А я украл долбаное кольцо с брюликом в четыре карата буквально несколько дней тому назад. Она улетает сегодня ночью, вроде как по работе, хотя она, мать её, вообще не работала, по крайней мере, я так думал. И был уверен, что улетает она навсегда. Странно, я не любитель спешных выводов, но взбесился и засуетился как чёрт перед заутреней. Какого-то хуя. Я просто давненько круто влип. Стоило прекратить, оборвать эту связь задолго до того как всё зашло так далеко. Мне просто не стоило звонить ей, нужно было отпустить её тогда, и всё сейчас было бы иначе, было бы лучше. Чёрт, так было бы правильнее, вот где я потерпел фиаско - в том звонке. И он стал роковым. Но это не так. Снова грёбаная ложь. Всё можно было прервать куда раньше, там, в сувенирной лавке я сделал ход слоном на самого себя. Мне просто нельзя было заглядывать в зелёные колдовские глаза. Только и всего. Не стоило пугать её, не стоило приглашать куда-то, напиваться с ней в баре, и гулять под дождём босиком по мостовой. Мне не стоило влюбляться, да мне до хера чего не стоило делать! Выживать после удара по голове, или вообще рождаться. Старому мудаку стоило добить меня или просто предохраняться. С такого ракурса я вполне был способен понять её, понять её поступок, но какого-то хрена орал как последний дегенерат. Просто причина была иной, мы явно не всегда кричим именно то, что слышат от нас. Порой мы кричим о том, что остаётся немым кровотечением внутри. Просто надо выплеснуть избыток крови из душевных ран, и нужен повод. Крик по пустому поводу, о том, что огнём горит внутри, не высказанным пожаром, и после страшного акта аутодафе, остаётся гнить серой золой, медленно отравляя нутро. Стоит признать, что всё это отговорки, меня просто не устраивает этот ночной рейс, не устраивает упускать своё, а я с какого-то дуру вдруг стал жутким собственником, а может и был, наплевать. Всё что кроме этого - совершенно бестолковые и бесплодные, со знаком бесконечности, отговорки, что угодно, только бы никто не сумел понять тебя до мельчайших молекул. Вот, почему я, чёрт, вечно недоговариваю? Боюсь наткнуться на стену непонимания? Но это ерунда полная. Никто в действительности не хочет быть понятыми, разгаданным до сухого остатка, все просто боятся. Чего конкретно - непонятно. У каждого свои причины, наверное. Я, пожалуй, боюсь её, боюсь быть неверно истолкованным, боюсь эмоционального отвержения, но сука не боюсь лететь за сотку на красный стоп-сигнал. На перекрёстке. Наперерез серебристой тачке.
Я нас уничтожил.
4. Билет в один конец.
Моё тело налито тяжёлым свинцом, а вдыхаемый воздух ужасен, он наполнен просто чудовищным оттенком зловония: старость, вперемешку с каким-то воистину сортирным запахом. Не целиком, но витают такие нотки, в холодном воздухе, и даже стойкое амбре хлопки не в силах перебить этот дурман. Дурман, вообще очень подходящее определение для характеристики воздуха в больничных сводах. Ибо что-то мне настырно подсказывает, что стены эти насквозь до самого фундамента пропитаны сумасшествием. Интуитивно чувствую.

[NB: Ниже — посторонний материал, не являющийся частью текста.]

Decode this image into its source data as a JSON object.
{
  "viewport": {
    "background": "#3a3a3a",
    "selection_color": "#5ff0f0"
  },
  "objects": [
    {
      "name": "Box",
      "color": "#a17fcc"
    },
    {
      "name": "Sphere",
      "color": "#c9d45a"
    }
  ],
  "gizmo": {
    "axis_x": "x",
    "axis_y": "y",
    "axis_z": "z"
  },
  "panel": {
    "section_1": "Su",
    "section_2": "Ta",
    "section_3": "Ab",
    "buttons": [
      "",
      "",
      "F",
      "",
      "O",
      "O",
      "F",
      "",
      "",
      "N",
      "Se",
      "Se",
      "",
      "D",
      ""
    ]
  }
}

Я молча плыву в чёрном тумане. В этот раз говорит она. Чёрт, она рассказывает мне о какой-то дурацкой выставке. Я чуть не убил её, а она беседует с овощем о грёбаной картинной галерее. Эта девочка напрочь безумна.
Я не хочу открывать глаза, я чувствую, что пришёл в себя, вынырнул из глубин подсознания, уверен, даже смогу пошевелиться, но не хочу. Ей не нужно знать, что я в себе. Вообще, почему бы ей не бросить меня здесь со всеми этими психами? Двигаться дальше, строить свою жизнь, без моих дебильных придумок, часто незаконных и в корни аморальных? Она вполне бы могла удачно выйти замуж, нарожать кучи детишек... что ещё делают нормальные люди? Что угодно, но нет, она сидит прямо напротив, я ощущаю этот терпко-сладкий запах вишни, чувствую её ледяные руки, перебирающие мои пальцы. Нервно. И она рассказывает про какого-то там художника-авангардиста, но в голосе, чистом и светлом дрожат слёзы.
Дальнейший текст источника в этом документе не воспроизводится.